When we use the term “Global”, we talk about imports from Asia to the U.S.; we talk about exports to Europe; we talk about movements within North America – and we talk about more; products, components and finished goods, which never touch the U.S. They move from a vendor in Singapore to a manufacturing plant in the Philippines. Or they move from Hong Kong to Germany.
With such a complex scope of locations, plants, warehouses, vendors and customers the five key issues of logistics are especially critical with global logistics-
•Movement of Product
•Movement of Information
•Time / Service
•Cost
•Integration–within your company between you and your customers and between you and your vendors
Within these issues are additional influences and factors. For example, time zones. People in the Far East, Europe and North America are all networking at the same time. There is too great a difference in the time zones. This means there must be a firm understanding of plans and strategies by each element. Or, there are cultural factors. Different cultures view and understand business topics differently. These understandings and their complexities can compound if the strategies and plans for doing business are not the result of collaborative effort with input by all groups.

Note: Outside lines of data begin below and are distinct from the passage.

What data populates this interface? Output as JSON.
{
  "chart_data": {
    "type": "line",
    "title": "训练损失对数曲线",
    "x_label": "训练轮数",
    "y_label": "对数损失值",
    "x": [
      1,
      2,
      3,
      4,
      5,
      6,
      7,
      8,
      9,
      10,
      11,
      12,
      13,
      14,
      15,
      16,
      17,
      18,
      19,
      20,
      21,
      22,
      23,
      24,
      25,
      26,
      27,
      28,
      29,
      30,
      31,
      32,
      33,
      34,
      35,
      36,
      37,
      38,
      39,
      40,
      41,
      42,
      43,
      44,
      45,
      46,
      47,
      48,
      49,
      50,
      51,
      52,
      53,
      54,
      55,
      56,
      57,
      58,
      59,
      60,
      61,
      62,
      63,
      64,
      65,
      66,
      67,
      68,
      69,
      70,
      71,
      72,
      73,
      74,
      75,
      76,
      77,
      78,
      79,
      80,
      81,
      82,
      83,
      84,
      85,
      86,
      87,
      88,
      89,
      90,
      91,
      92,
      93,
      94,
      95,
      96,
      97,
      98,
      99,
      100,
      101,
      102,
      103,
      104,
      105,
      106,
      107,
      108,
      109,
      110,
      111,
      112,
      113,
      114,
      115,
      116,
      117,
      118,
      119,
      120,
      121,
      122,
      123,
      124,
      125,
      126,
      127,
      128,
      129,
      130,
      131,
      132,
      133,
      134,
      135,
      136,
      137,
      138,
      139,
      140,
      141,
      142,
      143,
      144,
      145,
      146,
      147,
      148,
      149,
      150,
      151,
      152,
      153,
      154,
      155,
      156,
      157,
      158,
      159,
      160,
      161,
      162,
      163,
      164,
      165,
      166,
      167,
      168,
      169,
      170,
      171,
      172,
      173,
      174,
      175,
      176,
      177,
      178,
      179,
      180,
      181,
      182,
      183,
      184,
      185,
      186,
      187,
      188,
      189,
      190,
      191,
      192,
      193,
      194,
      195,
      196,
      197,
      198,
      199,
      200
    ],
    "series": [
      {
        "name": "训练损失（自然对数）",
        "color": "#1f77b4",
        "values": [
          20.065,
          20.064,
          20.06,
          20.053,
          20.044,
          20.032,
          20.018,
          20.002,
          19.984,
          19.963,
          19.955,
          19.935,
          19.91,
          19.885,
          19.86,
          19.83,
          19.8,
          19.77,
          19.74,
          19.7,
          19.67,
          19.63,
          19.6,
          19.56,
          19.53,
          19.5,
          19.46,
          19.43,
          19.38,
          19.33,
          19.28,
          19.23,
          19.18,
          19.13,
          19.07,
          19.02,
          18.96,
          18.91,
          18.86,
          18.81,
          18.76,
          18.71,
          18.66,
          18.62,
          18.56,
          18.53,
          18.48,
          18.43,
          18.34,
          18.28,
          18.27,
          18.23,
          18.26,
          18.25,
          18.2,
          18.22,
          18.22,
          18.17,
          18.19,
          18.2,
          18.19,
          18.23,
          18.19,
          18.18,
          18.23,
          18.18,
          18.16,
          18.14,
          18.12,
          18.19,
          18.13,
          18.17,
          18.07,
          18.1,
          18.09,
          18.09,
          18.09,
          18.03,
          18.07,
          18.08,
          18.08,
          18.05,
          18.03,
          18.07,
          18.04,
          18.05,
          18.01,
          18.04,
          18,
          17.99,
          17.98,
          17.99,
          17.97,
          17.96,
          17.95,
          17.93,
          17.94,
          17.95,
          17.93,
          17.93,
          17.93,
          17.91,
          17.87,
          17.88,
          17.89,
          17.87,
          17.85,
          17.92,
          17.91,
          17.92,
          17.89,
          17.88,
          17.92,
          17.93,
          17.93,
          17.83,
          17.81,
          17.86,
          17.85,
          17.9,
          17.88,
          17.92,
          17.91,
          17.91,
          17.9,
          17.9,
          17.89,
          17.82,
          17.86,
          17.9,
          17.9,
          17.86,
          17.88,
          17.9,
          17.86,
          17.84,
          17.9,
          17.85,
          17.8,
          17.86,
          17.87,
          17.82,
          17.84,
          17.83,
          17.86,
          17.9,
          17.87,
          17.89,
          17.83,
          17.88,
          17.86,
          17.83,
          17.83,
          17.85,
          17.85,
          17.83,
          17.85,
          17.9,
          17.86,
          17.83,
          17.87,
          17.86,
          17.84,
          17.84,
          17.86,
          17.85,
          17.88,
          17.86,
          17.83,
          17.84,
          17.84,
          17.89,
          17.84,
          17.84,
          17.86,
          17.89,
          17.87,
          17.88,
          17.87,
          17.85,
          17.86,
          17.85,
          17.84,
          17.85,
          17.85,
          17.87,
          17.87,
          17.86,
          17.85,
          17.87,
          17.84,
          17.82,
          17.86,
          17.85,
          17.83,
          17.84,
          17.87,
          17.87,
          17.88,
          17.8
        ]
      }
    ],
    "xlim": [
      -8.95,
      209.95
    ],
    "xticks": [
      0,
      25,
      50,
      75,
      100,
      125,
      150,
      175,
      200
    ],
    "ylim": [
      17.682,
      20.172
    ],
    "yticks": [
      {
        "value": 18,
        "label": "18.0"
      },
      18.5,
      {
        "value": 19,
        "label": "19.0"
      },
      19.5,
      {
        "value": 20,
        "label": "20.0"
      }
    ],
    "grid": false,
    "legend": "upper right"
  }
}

In the drive to reduce costs, auto industry manufacturers are scouting the planet looking for the lowest-cost suppliers. Attracted to lower-wage areas such as Mexico and China, globalization is stretching supply lines longer than ever. What’s more, major manufacturers are eyeing overseas markets for expanding their sales. This boosts outbound logistics. And a global glut of manufacturing capacity is forcing many manufacturers to shutter redundant plants. The remaining plants are picking up the slack but now must export to more countries.